As we can see from the preceding code, our implementation class OrderProcessImpl is pretty straightforward. It also has @WebService annotation defined above the class declaration. The class OrderProcessImpl implements OrderProcess SEI. The class implements the processOrder method. The processOrder method checks for the validity of the order by invoking the validate method. The validate method checks whether the Order bean has all the relevant properties valid and not null.

It is recommended that developers explicitly implement OrderProcess SEI, though it may not be necessary. This can minimize coding errors by ensuring that the methods are implemented as defined.

Next we will look at how to publish the OrderProcess JAX-WS web service using Spring configuration.

 

Spring-based server bean

What makes CXF the obvious choice as a web service framework is its use of Spring-based configuration files to publish web service endpoints. It is the use of such configuration files that makes the development of web service convenient and easy with CXF.

Spring provides a lightweight container which works on the concept of Inversion of Control (IoC) or Dependency Injection (DI) architecture; it does so through the implementation of a configuration file that defines Java beans and its dependencies. By using Spring you can abstract and wire all the class dependencies in a single configuration file. The configuration file is often referred to as an Application Context or Bean Context file.
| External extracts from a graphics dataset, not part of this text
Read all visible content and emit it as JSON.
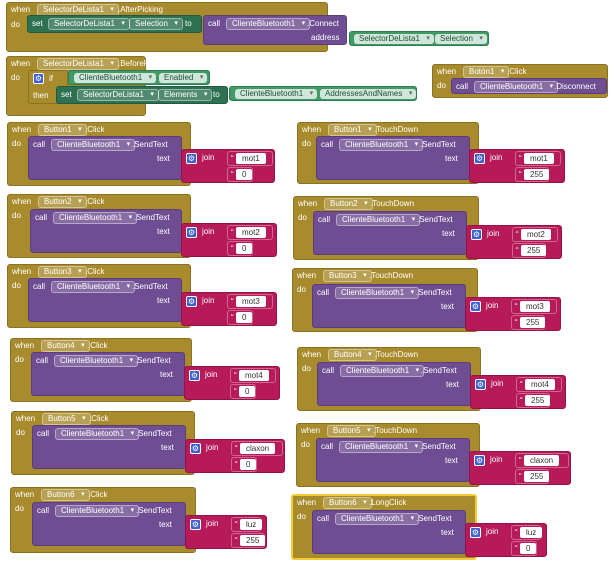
{
  "keywords": {
    "when": "when",
    "do": "do",
    "set": "set",
    "to": "to",
    "call": "call",
    "if": "if",
    "then": "then",
    "address": "address",
    "text": "text",
    "join": "join"
  },
  "components": {
    "selector": "SelectorDeLista1",
    "bluetooth": "ClienteBluetooth1",
    "boton1": "Botón1"
  },
  "events": {
    "after_picking": ".AfterPicking",
    "before_picking": ".BeforePicking",
    "click": ".Click",
    "touch_down": ".TouchDown",
    "long_click": ".LongClick"
  },
  "methods": {
    "connect": ".Connect",
    "disconnect": ".Disconnect",
    "send_text": ".SendText"
  },
  "properties": {
    "selection": "Selection",
    "enabled": "Enabled",
    "elements": "Elements",
    "addresses": "AddressesAndNames"
  },
  "buttons": [
    "Button1",
    "Button2",
    "Button3",
    "Button4",
    "Button5",
    "Button6"
  ],
  "strings": {
    "mot1": "mot1",
    "mot2": "mot2",
    "mot3": "mot3",
    "mot4": "mot4",
    "claxon": "claxon",
    "luz": "luz",
    "zero": "0",
    "full": "255"
  },
  "colors": {
    "event": "#a88b2d",
    "call": "#6e4d92",
    "set": "#2d7151",
    "text": "#b71a58",
    "selected_outline": "#f3cb39"
  }
}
We will create a server side Spring-based configuration file and name it as beans.xml. The following code illustrates the beans.xml configuration file:


<beans


xsi_schemaLocation="
http://www.springframework.org/schema/beans
http://www.springframework.org/schema/beans/spring-beans.xsd
http://cxf.apache.org/jaxws
http://cxf.apache.org/schemas/jaxws.xsd">
<import resource="classpath:META-INF/cxf/cxf.xml" />
<import resource="classpath:META-INF/cxf/cxf-extension- soap.xml" />
<import resource="classpath:META-INF/cxf/cxf-servlet.xml" />
<jaxws:endpoint
id="orderProcess"
implementor="demo.order.OrderProcessImpl"
address="/OrderProcess" />
</beans>

Let’s examine the previous code and understand what it really means. It first defines the necessary namespaces. It then defines a series of <import> statements. It imports cxf.xml, cxf-extension-soap.xml, and cxf-servlet.xml. These files are Springbased configuration files that define core components of CXF. They are used to kick start CXF runtime and load the necessary infrastructure objects such as WSDL manager, conduit manager, destination factory manager, and so on.
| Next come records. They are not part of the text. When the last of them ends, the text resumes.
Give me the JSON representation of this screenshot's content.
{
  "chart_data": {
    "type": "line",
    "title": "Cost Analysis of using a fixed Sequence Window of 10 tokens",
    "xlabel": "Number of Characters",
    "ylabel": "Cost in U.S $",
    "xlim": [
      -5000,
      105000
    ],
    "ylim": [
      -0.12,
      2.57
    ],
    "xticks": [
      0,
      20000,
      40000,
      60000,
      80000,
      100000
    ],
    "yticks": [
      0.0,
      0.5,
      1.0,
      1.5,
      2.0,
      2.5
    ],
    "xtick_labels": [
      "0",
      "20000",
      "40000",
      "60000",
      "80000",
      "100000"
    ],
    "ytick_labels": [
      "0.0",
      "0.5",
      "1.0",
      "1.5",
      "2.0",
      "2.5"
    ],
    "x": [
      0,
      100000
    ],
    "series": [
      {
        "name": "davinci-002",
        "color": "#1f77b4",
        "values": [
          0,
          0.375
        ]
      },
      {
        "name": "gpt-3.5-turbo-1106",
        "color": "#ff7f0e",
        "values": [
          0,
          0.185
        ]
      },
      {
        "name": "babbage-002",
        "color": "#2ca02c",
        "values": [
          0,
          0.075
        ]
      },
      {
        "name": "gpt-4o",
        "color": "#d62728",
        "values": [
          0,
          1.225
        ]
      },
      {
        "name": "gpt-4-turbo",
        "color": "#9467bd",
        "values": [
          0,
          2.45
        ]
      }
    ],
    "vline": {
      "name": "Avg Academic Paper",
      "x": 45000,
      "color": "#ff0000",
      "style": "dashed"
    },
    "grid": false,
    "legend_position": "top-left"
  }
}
The <jaxws:endpoint> element in the beans.xml file specifies the OrderProcess web service as a JAX-WS  endpoint. The element is defined with the following three attributes:

  • id—specifies a unique identifier for a bean. In this case, jaxws:endpoint is a bean, and the id name is orderProcess.
  • implementor— specifies the actual web service implementation class. In this case, our implementor class is OrderProcessImpl.
  • address— specifies the URL address where the endpoint is to be published. The URL address must to be relative to the web context. For our example, the endpoint will be published using the relative path /OrderProcess.

The <jaxws:endpoint> element signifies that the CXF internally uses JAX-WS frontend to publish the web service. This element definition provides a short and convenient way to publish a web service. A developer need not have to write any Java class to publish a web service.